The full meaning of “I” is what is gone towards by every self: it can be said, by every thing. There is an assertive side to “I,” and there is a hiding side. In listening to “I,” we can hear a loud drumbeat; also a shuffle into a cavern.
“I” can be a word of kindness and a word of coldness.
There is no “I” without an awareness by a thing of what it is, and of its going towards things and away from them. When we talk of a self, we should see that the “I” form of the self is awareness: and awareness pertains to knowledge. Certain selves are given to accenting the self in self-awareness, rather than the awareness in self-awareness.
It is clear that there could be no “I,” or self-awareness, without an awareness of other things first. I have not yet heard of a baby which says “I” first. The saying of “I” is approached by, has as its preliminaries, the saying of other things. The “I” phase of existence belongs to knowledge.
A person who says “I,” knows that he is. This knowledge is not opposingly different from the knowledge of anything else.
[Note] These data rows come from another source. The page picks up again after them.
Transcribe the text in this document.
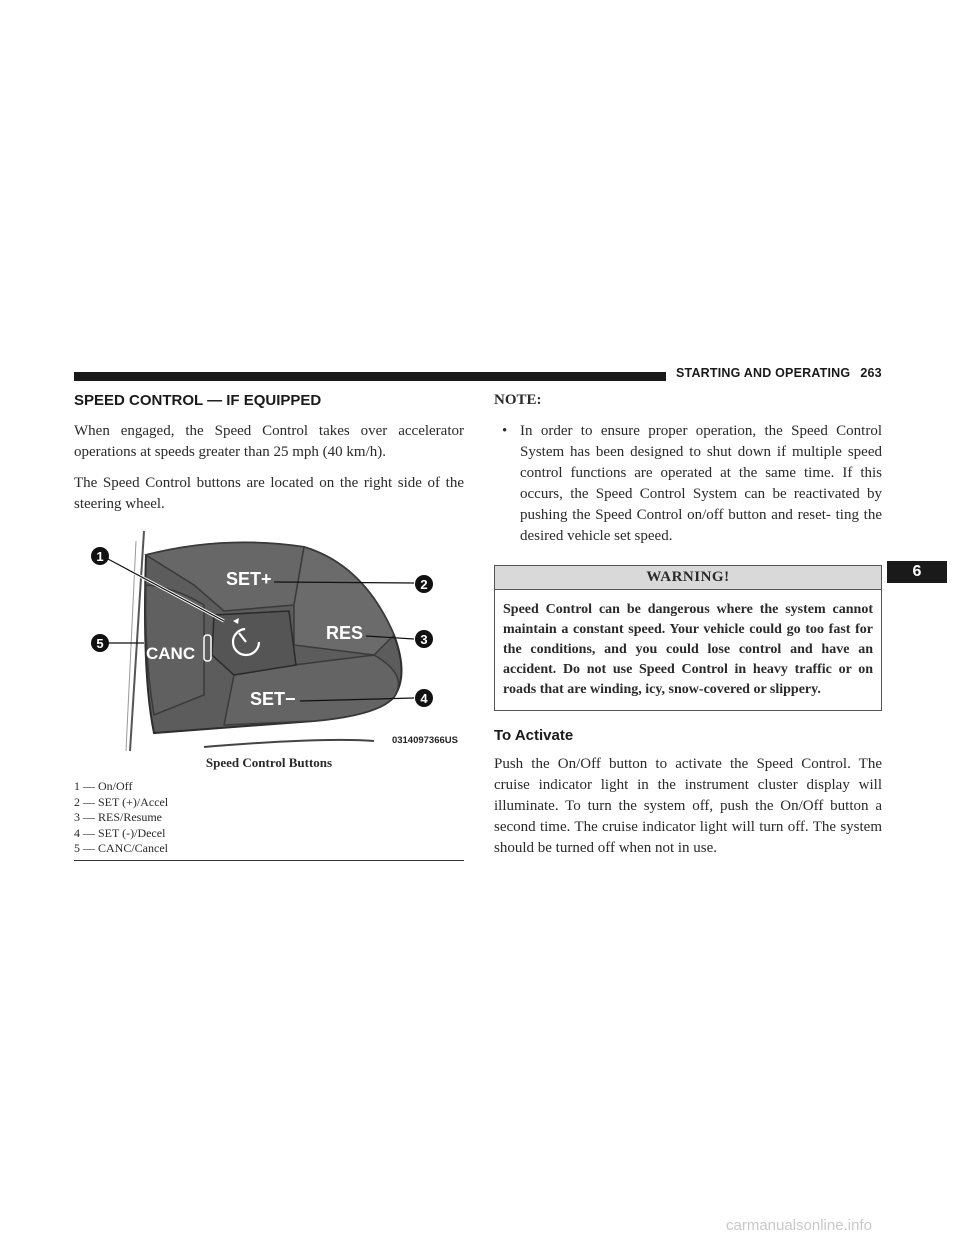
STARTING AND OPERATING 263
6
SPEED CONTROL — IF EQUIPPED

When engaged, the Speed Control takes over accelerator operations at speeds greater than 25 mph (40 km/h).

The Speed Control buttons are located on the right side of the steering wheel.

SET+
RES
CANC
SET−
1
2
3
4
5
0314097366US
Speed Control Buttons
1 — On/Off
2 — SET (+)/Accel
3 — RES/Resume
4 — SET (-)/Decel
5 — CANC/Cancel
NOTE:
• In order to ensure proper operation, the Speed Control System has been designed to shut down if multiple speed control functions are operated at the same time. If this occurs, the Speed Control System can be reactivated by pushing the Speed Control on/off button and reset- ting the desired vehicle set speed.
WARNING!
Speed Control can be dangerous where the system cannot maintain a constant speed. Your vehicle could go too fast for the conditions, and you could lose control and have an accident. Do not use Speed Control in heavy traffic or on roads that are winding, icy, snow-covered or slippery.
To Activate

Push the On/Off button to activate the Speed Control. The cruise indicator light in the instrument cluster display will illuminate. To turn the system off, push the On/Off button a second time. The cruise indicator light will turn off. The system should be turned off when not in use.

carmanualsonline.info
A person who’s dead doesn’t know that he exists: if he were drowned or hit by a cannon ball or definitely affected by dynamite—and he knew that he existed, he wouldn’t be dead. His being alive would depend on his being able to say or feel he was alive; for no person ever said or felt he was alive, who wasn’t; no matter what others, whoever they were, might say.
Biology seems to go towards a thing’s being able to call itself “I.” So far, this is the greatest accomplishment of a thing. Everything in the world has cooperated for this one specific accomplishment.